- The state could lose over $1 billion annually in private health insurance payments to providers if it expands Medicaid, with over 180,000 individuals shifted from higher paying private plans onto Medicaid.
Advocates for Medicaid expansion argue Mississippi is missing out on hundreds of millions in federal funds by refusing to expand. This argument ignores both the high cost of expansion to the state, as well as the billions in federal funds Mississippi would lose if it expands.
Full Medicaid expansion, like the plan passed by the Mississippi House of Representatives, would allow a new category of recipients — able bodied, working aged adults — to gain access to Medicaid if they earn 138 percent or less of the Federal Poverty Level (FPL).
Proponents contend that signing these individuals up for Medicaid would result in more federal money flowing to hospitals and medical providers (more on this topic in future installments). Expansion, though, would negate federal spending on other healthcare programs. Only one side of the ledger has been reported.
In addition to allowing for Medicaid expansion, the Affordable Care Act (commonly referred to as “Obamacare”) set up a federally subsidized healthcare exchange with private health insurance plans that could be accessed by individuals.
To aid lower income individuals, the ACA exchange provides a premium tax credit that covers the full premium cost of a plan if the person earns between 100 and 150 of the FPL.
However, in states that fully expand Medicaid, individuals earning between 100 and 138 of FPL lose access to to the premium tax credit and are shifted off of an ACA exchange private health insurance plan and onto Medicaid.
According to newly released data from the Center for Medicare and Medicaid Services (CMS), there are now 181,844 Mississippians earning between 100 and 138 of FPL enrolled in an ACA exchange plan. (Previous data received from the Mississippi Department of Insurance indicated enrollment of approximately 140,000).
Premiums paid on behalf of these individuals amount to over $1.34 billion annually. Under the ACA’s “medical loss ratio” requirement, at least 80 percent of these premiums, or roughly $1.1 billion, have to be spent on providing medical care to insureds. The remaining 20 percent can be spent on the overhead of operating the insurance business.
These private ACA exchange plans reimburse providers at a higher rate than Medicaid. Sources within the Department of Insurance estimated reimbursement rates 40-42 percent higher than Medicaid reimbursements, a statistic which has been repeated by Senator Kevin Blackwell in support of the Senate’s expansion plan.
Additionally, people in the 100-138 percent of FPL income bracket on an ACA exchange plan receive a “cost sharing reduction” for out of pocket expenses, like deductibles and co-pays. The federal government pays 94 percent of the out-of-pocket costs and the enrollee is responsible for just 6 percent. As a result of the cost sharing reduction, the average deductible on one of these plans costs the enrollee just $90 annually, according to the Kaiser Family Foundation.

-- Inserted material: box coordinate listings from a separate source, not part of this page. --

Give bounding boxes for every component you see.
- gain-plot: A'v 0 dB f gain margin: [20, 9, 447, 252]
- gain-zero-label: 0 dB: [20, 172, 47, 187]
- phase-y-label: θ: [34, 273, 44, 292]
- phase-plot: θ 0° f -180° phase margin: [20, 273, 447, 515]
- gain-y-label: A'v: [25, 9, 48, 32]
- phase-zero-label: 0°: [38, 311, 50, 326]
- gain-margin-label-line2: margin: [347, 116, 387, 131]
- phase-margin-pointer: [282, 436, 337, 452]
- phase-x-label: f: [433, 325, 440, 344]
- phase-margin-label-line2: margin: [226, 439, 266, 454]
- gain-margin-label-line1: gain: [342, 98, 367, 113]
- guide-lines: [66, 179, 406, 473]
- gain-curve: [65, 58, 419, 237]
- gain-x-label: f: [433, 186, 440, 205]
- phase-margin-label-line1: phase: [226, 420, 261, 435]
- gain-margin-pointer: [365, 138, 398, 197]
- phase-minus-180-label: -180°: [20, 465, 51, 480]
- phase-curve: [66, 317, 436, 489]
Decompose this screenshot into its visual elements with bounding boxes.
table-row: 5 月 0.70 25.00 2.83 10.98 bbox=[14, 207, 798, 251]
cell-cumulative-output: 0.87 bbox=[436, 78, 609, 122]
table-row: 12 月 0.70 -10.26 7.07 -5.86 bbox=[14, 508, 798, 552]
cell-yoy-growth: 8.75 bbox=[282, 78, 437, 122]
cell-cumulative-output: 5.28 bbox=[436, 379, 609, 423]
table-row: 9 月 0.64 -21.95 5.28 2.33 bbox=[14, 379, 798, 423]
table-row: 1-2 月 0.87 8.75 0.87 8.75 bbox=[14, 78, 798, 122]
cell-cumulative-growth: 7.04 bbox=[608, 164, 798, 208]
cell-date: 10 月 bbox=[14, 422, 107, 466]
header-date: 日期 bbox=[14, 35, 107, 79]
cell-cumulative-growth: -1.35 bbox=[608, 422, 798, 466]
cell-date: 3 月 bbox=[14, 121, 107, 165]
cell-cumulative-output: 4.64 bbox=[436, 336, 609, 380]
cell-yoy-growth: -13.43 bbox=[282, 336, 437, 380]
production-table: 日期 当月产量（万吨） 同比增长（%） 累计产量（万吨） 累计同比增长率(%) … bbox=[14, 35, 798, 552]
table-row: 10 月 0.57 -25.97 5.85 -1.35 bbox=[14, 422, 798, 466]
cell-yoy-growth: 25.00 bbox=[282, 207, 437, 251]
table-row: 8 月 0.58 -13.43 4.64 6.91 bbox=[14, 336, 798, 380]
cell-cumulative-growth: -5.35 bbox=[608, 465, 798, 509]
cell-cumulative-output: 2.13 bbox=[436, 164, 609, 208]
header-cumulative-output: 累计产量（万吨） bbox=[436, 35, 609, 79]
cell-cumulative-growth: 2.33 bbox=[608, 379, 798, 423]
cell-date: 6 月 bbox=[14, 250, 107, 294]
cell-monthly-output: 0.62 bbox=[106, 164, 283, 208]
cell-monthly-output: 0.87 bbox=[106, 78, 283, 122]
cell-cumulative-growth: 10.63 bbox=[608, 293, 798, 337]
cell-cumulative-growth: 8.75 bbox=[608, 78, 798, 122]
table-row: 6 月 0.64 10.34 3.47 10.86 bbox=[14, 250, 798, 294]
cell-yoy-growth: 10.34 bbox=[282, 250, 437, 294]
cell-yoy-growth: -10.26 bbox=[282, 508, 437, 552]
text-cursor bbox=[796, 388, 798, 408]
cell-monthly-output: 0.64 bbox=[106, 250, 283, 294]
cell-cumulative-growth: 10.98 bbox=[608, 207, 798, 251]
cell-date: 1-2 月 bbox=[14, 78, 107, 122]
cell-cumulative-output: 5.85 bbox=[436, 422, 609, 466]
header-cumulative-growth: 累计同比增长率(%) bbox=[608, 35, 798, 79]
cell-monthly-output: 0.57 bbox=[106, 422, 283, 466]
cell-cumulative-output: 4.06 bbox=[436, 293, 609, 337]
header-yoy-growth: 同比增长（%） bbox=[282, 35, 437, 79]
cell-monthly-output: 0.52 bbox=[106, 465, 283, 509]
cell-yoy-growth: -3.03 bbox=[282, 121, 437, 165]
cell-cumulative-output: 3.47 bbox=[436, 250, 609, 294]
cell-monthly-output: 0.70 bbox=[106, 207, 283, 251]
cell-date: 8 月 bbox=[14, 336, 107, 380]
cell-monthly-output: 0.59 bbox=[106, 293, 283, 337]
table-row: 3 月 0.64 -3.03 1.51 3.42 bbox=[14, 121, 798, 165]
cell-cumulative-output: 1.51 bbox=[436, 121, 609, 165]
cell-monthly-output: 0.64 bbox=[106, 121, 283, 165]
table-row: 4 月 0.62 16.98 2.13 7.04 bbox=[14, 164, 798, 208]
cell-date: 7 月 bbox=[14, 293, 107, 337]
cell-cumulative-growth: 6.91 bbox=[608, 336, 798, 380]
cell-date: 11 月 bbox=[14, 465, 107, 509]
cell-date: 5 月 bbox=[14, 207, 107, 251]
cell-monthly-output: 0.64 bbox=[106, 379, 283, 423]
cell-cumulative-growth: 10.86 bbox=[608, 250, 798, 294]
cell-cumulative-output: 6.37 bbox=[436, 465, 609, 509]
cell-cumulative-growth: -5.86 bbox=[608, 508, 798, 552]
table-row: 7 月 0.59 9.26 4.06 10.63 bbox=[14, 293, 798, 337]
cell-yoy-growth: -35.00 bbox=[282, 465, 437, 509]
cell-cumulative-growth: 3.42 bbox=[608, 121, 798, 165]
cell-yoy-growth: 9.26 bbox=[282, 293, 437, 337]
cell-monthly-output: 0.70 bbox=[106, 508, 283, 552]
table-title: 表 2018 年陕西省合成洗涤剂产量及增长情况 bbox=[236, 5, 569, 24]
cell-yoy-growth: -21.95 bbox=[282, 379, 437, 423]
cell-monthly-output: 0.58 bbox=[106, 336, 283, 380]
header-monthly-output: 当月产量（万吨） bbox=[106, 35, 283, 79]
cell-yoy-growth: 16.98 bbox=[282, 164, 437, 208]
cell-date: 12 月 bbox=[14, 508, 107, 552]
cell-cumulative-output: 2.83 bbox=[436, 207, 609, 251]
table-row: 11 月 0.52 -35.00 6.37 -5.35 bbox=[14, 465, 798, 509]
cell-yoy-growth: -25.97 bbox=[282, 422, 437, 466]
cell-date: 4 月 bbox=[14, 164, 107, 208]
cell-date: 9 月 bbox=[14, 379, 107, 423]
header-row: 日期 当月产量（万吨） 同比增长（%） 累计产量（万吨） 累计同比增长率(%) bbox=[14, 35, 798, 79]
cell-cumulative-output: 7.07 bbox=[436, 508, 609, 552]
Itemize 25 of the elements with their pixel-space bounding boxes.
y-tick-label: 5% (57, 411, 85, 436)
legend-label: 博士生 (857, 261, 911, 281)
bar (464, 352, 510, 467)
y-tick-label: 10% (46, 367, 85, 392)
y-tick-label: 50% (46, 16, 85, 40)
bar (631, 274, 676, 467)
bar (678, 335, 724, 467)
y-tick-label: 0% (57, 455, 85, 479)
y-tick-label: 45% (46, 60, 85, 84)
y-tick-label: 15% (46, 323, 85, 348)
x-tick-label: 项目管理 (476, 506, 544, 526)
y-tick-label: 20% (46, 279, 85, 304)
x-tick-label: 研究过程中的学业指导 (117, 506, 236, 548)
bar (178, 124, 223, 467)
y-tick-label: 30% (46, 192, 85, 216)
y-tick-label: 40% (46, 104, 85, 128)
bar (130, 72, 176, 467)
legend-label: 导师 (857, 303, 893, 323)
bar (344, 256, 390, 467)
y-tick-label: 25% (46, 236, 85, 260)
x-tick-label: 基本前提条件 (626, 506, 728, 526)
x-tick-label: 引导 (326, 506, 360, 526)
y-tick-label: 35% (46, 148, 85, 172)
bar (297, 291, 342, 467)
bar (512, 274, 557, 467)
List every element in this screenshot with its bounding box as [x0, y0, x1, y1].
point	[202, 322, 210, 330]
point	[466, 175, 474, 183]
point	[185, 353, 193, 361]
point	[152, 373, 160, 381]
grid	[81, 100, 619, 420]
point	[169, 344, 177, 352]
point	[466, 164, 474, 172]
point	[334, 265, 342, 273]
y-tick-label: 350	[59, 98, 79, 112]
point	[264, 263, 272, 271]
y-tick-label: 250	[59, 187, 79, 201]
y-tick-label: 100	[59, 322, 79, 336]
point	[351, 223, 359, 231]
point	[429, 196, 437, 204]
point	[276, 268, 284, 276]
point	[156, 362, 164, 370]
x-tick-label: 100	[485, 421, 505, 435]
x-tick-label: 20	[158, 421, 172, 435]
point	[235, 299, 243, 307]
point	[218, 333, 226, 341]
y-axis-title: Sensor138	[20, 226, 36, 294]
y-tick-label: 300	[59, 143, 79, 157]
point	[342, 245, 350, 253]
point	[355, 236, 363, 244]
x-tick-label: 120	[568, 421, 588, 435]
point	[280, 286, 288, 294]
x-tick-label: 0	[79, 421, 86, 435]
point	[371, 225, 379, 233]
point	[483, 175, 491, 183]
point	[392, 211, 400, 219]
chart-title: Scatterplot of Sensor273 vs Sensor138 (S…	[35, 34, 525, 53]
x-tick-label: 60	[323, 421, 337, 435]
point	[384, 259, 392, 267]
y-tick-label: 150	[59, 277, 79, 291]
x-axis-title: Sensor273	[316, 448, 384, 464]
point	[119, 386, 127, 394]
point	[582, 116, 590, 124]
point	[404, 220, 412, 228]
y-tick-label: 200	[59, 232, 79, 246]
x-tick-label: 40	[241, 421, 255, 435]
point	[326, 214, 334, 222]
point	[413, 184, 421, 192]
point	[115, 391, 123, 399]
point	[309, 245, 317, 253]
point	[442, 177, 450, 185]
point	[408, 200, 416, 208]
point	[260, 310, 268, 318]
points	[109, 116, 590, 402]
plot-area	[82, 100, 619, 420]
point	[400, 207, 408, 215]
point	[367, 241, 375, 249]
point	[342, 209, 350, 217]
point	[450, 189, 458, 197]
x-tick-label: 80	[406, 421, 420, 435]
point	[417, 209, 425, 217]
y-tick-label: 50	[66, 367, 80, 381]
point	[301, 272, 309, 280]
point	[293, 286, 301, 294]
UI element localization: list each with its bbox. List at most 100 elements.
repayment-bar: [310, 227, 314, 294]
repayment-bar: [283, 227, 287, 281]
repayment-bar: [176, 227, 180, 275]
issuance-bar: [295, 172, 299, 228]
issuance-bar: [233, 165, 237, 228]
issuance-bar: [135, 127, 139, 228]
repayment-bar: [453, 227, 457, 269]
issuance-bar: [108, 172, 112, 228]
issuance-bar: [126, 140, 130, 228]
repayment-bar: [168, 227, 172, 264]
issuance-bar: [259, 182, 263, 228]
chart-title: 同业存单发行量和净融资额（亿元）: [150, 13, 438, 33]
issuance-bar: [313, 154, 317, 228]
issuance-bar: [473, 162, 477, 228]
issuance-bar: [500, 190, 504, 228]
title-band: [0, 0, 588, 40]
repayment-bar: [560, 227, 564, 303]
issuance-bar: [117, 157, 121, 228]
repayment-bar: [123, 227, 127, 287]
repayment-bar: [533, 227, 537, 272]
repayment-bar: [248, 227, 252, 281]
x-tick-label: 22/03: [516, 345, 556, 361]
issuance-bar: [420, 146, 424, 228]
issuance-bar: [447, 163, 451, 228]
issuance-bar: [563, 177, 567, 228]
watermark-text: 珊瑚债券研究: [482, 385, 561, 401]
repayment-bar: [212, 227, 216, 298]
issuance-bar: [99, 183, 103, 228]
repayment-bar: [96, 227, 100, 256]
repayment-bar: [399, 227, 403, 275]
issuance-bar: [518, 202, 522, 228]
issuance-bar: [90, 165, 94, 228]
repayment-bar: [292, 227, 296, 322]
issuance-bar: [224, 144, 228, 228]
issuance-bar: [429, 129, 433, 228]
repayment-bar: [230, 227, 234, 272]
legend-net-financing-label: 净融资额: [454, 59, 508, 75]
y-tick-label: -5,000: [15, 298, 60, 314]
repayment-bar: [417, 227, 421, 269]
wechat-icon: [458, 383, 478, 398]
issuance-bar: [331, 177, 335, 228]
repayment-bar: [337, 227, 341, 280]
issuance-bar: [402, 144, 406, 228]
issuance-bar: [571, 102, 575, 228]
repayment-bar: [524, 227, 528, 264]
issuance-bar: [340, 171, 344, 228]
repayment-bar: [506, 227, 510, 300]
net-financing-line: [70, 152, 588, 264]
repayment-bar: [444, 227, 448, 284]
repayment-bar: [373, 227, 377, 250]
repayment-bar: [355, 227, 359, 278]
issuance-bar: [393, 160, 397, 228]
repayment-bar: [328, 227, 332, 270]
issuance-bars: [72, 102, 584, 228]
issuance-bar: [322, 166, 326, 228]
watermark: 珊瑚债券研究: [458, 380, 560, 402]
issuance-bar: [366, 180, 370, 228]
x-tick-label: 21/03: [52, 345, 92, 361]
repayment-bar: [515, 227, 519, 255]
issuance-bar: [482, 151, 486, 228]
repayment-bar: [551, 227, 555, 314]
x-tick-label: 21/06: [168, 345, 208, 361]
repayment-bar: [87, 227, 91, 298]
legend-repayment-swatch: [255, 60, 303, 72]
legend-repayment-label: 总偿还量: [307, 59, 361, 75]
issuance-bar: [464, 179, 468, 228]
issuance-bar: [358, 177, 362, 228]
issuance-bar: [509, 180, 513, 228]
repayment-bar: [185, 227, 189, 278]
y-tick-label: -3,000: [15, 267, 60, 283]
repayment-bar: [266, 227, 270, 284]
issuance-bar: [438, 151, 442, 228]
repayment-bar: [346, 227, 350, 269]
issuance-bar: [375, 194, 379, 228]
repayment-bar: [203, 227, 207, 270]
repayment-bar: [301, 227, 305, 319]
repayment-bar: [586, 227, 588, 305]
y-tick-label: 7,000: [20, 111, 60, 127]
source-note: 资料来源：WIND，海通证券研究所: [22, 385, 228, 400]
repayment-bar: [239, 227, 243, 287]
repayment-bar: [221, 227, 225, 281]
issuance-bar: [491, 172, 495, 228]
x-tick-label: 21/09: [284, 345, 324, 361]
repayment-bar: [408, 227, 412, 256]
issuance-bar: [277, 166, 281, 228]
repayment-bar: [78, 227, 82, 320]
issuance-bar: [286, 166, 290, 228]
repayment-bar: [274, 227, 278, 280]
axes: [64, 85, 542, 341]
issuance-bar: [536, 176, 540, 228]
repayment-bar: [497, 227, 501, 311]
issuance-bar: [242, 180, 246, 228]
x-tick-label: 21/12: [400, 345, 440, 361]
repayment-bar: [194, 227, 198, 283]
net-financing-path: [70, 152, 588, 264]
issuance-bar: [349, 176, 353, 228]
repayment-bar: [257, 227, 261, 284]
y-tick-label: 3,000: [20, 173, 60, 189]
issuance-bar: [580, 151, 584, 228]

Unlike with Medicaid expansion, where the state is on the line for 10 percent of the cost, all of the subsidy costs associated with ACA exchange plans is born by the federal government.
Should full expansion occur, the value of the premium tax credit to more than 181,000 Mississippians, the amount paid to providers by insurers on their behalf, and the out-of-pocket cost sharing reduction shouldered by the federal government would all dry up as people are transitioned to Medicaid.
Make no mistake, I do not believe that federal dollars are free, or that the goal should be to maximize “the draw down.” Taxpayer and deficit spending comes at a considerable price. I also do not believe that drawing down federal dollars is a return on investment, anymore than I believe spending on a credit card is a return on investment.
But if the idea of “losing out” on federal dollars is to be a cudgel in the debate over Medicaid expansion, it is worth noting that the analysis done to date is wanting. At best, Medicaid expansion would shift federal spending from one program — that pays higher rates — to another program.